Zero-Trust-Funktionen werden in den Datenpfad verlagert
Cloudian positioniert die Integration als Erweiterung des bestehenden Zero-Trust-Ansatzes von Hyperstore. Die Plattform bietet bereits Mehrmandantenfähigkeit, Object-Lock-Funktionen zum Schutz vor Änderungen und Löschung, AES-256-Verschlüsselung mit KMIP sowie eine mandantenspezifische Isolation von Daten. Mit Vera Bluefield-4 STX sollen diese Funktionen künftig näher an den Datenpfad rücken.
Für Unternehmen mit KI-Workloads kann das vor allem dann relevant werden, wenn mehrere Agenten, Anwendungen oder Mandanten auf gemeinsame Datenplattformen zugreifen. Statt Sicherheitsrichtlinien nur in Applikationen, Betriebssystemen oder Storage-Software abzubilden, soll die Durchsetzung auf Infrastrukturebene erfolgen. Cloudian spricht von einer konsistenten Sicherheitsschicht, die mit Multi-Agenten-Workloads skalieren soll.
Die Initiative knüpft an bisherige Integrationen zwischen Cloudian und Nvidia an. Dazu zählen RDMA-beschleunigte S3-Datenübertragungen, die Einstufung von Hyperstore als Nvidia Certified Storage sowie die HyperScale AI Data Platform für RAG-Anwendungen und Videoanalyse.
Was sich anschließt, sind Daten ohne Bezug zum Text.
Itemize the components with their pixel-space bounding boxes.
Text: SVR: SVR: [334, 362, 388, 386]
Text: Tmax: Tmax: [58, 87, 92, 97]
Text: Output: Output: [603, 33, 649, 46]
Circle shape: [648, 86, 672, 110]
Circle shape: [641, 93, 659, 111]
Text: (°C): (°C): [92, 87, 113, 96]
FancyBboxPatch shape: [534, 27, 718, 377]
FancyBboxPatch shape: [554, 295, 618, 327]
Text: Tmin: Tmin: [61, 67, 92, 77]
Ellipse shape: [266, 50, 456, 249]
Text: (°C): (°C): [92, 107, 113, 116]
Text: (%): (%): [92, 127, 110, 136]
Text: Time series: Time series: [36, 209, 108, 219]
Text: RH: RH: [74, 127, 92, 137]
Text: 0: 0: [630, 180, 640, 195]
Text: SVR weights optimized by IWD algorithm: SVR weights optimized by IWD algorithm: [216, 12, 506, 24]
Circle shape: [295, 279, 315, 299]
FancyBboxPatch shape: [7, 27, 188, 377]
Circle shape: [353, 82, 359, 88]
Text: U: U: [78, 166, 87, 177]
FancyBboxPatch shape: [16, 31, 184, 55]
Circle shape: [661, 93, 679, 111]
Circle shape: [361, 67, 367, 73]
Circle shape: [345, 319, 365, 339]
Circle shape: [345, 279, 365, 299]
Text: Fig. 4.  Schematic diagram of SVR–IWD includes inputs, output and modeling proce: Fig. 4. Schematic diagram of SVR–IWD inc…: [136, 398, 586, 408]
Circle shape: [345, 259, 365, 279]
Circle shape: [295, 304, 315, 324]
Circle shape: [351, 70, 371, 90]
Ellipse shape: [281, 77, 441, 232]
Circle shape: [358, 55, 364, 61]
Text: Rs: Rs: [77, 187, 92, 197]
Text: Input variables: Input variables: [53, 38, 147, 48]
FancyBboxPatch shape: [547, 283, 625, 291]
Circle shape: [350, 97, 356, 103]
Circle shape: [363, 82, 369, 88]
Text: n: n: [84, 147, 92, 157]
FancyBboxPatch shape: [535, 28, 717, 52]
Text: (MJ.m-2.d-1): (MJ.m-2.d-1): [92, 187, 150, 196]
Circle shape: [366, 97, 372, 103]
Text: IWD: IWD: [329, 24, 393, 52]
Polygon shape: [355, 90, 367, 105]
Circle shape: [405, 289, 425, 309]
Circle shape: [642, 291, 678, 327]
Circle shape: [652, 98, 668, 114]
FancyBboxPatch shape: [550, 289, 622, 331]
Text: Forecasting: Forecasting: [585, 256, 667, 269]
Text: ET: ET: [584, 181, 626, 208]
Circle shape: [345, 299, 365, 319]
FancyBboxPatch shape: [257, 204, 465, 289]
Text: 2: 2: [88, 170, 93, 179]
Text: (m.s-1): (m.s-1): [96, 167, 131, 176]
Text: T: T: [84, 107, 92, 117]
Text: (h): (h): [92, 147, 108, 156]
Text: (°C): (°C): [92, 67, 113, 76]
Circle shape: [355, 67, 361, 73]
»Daten sind der Treibstoff der agentenbasierten KI-Fabrik und ihre Absicherung ist heute untrennbar mit ihrer Bereitstellung verbunden«, erklärt Michael Tso, CEO von Cloudian. »Durch die Integration der Sicherheitsfunktionen von NVIDIA BlueField-4 STX in Cloudian HyperStore erhalten Unternehmen eine einheitliche, S3-kompatible Storage-Plattform, die Exabyte-Skalierung, KI-optimierte Performance und kontinuierlichen, Hardware-basierten Schutz vereint. Damit ermöglicht sie es ihnen, agentenbasierte KI sicher zu skalieren.«
»Da agentenbasierte KI Unternehmen grundlegend verändert, wächst der Bedarf an einer Dateninfrastruktur, die große Kontextmengen sicher verwalten und Vertrauen in Echtzeit gewährleisten kann«, ergänzt Jason Hardy, Vice President Storage Technologies bei Nvidia. »Die Kombination aus Nvidia Vera BlueField-4 STX und Cloudian HyperStore schafft die Grundlage für eine sichere, skalierbare KI.«
Verfügbarkeit hängt an Vera-Rubin-Plattform
Die Cloudian-Lösungen mit Sicherheitsfunktionen von Vera Bluefield-4 STX sollen über Cloudian und autorisierte Channel-Partner erhältlich sein. Die Verfügbarkeit orientiert sich an der allgemeinen Verfügbarkeit von Nvidias Vera Rubin-Plattform.